Une des réponses de l’Etat face à cet enjeu d’ouverture des données est l’initiative Health Data Hub. Qu’en pensez-vous ?

Le Health Data Hub est assez symptomatique de la situation actuelle. Il y a au plus haut niveau ministériel, l’ambition, la volonté, l’énergie de créer les conditions pour développer une recherche sur données de qualité. Elle se concrétise par des actions comme la décision de créer le Health Data Hub. Ces actions permettent d’éveiller les consciences et de mobiliser un certain nombre d’acteurs. C’est très bien !  Nous avons d’ailleurs répondu à leur appel à projets pilotes. Mais quels sont les contours de ce hub ? Quelle sera la stratégie suivie pour créer cet entrepôt national quand nous savons la grande difficulté déjà à créer des entrepôts locaux sur des périmètres plus réduits ? Le hub aura-t-il les moyens de son ambition ? Tant sur le personnel qualifié que sur les infrastructures ? Le flou persiste encore sur beaucoup de sujets.

 

Quelles sont vos recommandations pour avancer sur ce sujet ?

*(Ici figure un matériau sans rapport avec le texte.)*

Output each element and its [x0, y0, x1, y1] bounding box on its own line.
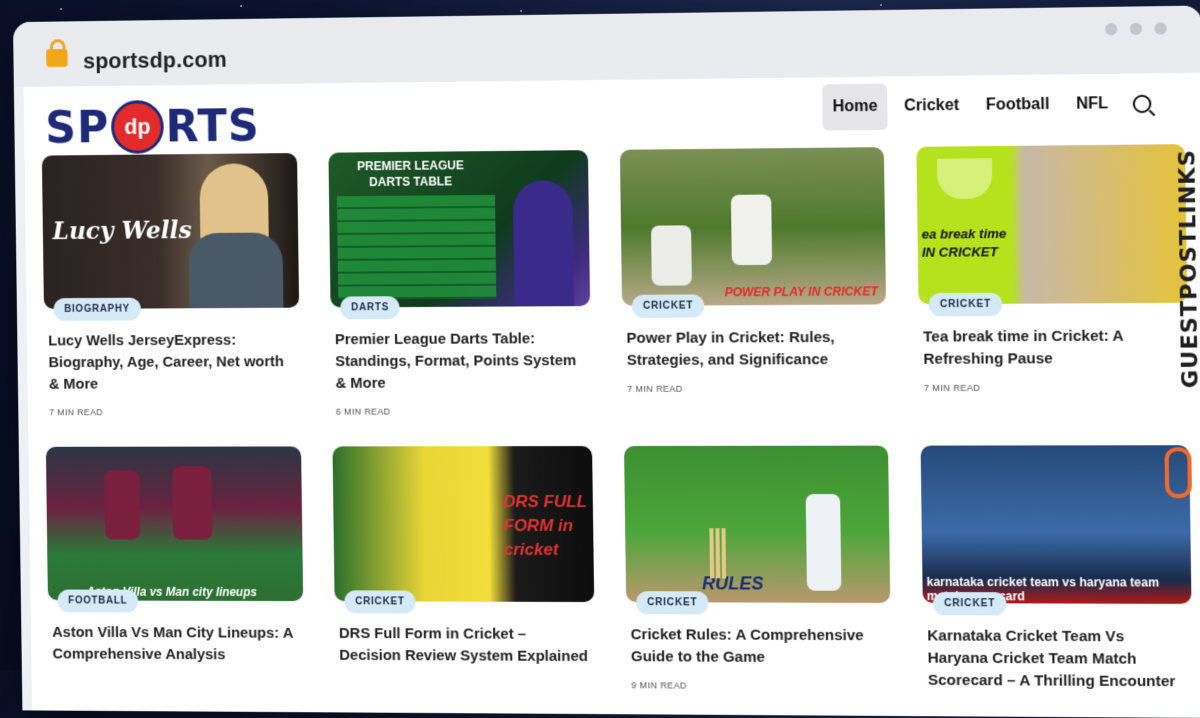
article-card[interactable]: PREMIER LEAGUE DARTS TABLE DARTS Premier… [328, 150, 591, 417]
category-badge[interactable]: BIOGRAPHY [53, 297, 141, 321]
article-thumbnail[interactable]: Lucy Wells [41, 153, 300, 310]
window-controls [1104, 22, 1167, 36]
article-card[interactable]: RULES CRICKET Cricket Rules: A Comprehen… [624, 445, 892, 704]
nav-cricket[interactable]: Cricket [894, 83, 970, 130]
read-time: 7 MIN READ [923, 382, 981, 394]
browser-window: sportsdp.com SP dp RTS Home Cricket Foot… [12, 5, 1200, 718]
article-thumbnail[interactable]: DRS FULL FORM in cricket [332, 446, 595, 603]
search-icon[interactable] [1132, 94, 1152, 114]
window-dot[interactable] [1154, 22, 1167, 35]
category-badge[interactable]: CRICKET [932, 592, 1007, 616]
category-badge[interactable]: CRICKET [636, 591, 709, 615]
article-thumbnail[interactable]: RULES [624, 445, 891, 603]
link-icon [1164, 447, 1193, 499]
article-card[interactable]: karnataka cricket team vs haryana team m… [920, 445, 1193, 706]
read-time: 7 MIN READ [627, 383, 683, 394]
lock-icon [46, 48, 68, 67]
logo-text-right: RTS [165, 100, 261, 152]
article-title[interactable]: Power Play in Cricket: Rules, Strategies… [626, 327, 883, 372]
article-card[interactable]: Aston Villa vs Man city lineups FOOTBALL… [45, 446, 305, 700]
article-thumbnail[interactable]: ea break time IN CRICKET [916, 144, 1188, 305]
article-title[interactable]: Aston Villa Vs Man City Lineups: A Compr… [52, 622, 300, 667]
nav-nfl[interactable]: NFL [1066, 81, 1119, 128]
read-time [928, 704, 1188, 706]
watermark: GUESTPOSTLINKS [1162, 134, 1200, 499]
category-badge[interactable]: FOOTBALL [57, 589, 139, 613]
article-title[interactable]: Karnataka Cricket Team Vs Haryana Cricke… [927, 625, 1188, 693]
thumbnail-overlay-text: PREMIER LEAGUE DARTS TABLE [357, 158, 464, 190]
site-logo[interactable]: SP dp RTS [45, 100, 260, 154]
article-title[interactable]: Lucy Wells JerseyExpress: Biography, Age… [48, 329, 296, 395]
read-time: 7 MIN READ [49, 407, 104, 418]
logo-text-left: SP [44, 102, 110, 154]
read-time: 6 MIN READ [335, 406, 391, 417]
article-thumbnail[interactable]: karnataka cricket team vs haryana team m… [920, 445, 1192, 604]
article-title[interactable]: Tea break time in Cricket: A Refreshing … [923, 325, 1184, 371]
read-time: 9 MIN READ [631, 680, 688, 691]
article-thumbnail[interactable]: POWER PLAY IN CRICKET [619, 147, 887, 306]
category-badge[interactable]: CRICKET [344, 590, 416, 614]
thumbnail-overlay-text: DRS FULL FORM in cricket [503, 492, 587, 559]
article-thumbnail[interactable]: Aston Villa vs Man city lineups [45, 446, 304, 602]
article-grid: Lucy Wells BIOGRAPHY Lucy Wells JerseyEx… [41, 144, 1193, 706]
nav-home[interactable]: Home [822, 83, 889, 131]
category-badge[interactable]: DARTS [340, 296, 401, 320]
article-title[interactable]: Premier League Darts Table: Standings, F… [335, 328, 588, 395]
category-badge[interactable]: CRICKET [631, 294, 705, 318]
category-badge[interactable]: CRICKET [928, 292, 1003, 317]
address-bar[interactable]: sportsdp.com [83, 47, 227, 75]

Le pouvoir public doit continuer à investir ce terrain et lever les verrous réglementaires. Il doit aussi être vigilant à la tentation très centralisatrice et planificatrice de l’état. Je remarque un fourmillement d’initiatives locales, l’Institut du Cerveau – ICM en est une, de nombreux autres instituts comparables se mettent en ordre de marche. Je découvre presque chaque jour des services hospitaliers dans toute la France où des praticiens lancent des projets et essaient d’avancer. Ces initiatives doivent être encouragées et fédérées. Aujourd’hui, toutes ces personnes travaillent relativement isolement, se posent des questions qu’elles essayent chacune à leur manière de résoudre. La puissance publique doit aller sur le terrain, comprendre quelles sont les bonnes pratiques, où il y a eu des échecs et des succès, et construire progressivement des standards à la fois pour les données et les pratiques qui permettront de connecter l’ensemble de ces initiatives locales. De mon point de vue, ce n’est pas du rôle de l’état de créer un entrepôt de données national ex nihilo. En revanche, il doit faire émerger un cadre à la fois règlementaire et technique dans lequel chacun va pouvoir progressivement s’inscrire, pour s’assurer que toutes ces initiatives locales ne resteront pas qu’un éparpillement de petits entrepôts de données non interopérables. Une fédération d’entrepôts de données locaux, qui échangent et bénéficient de la force de l’ensemble, c’est ainsi que je vois le futur des données en santé.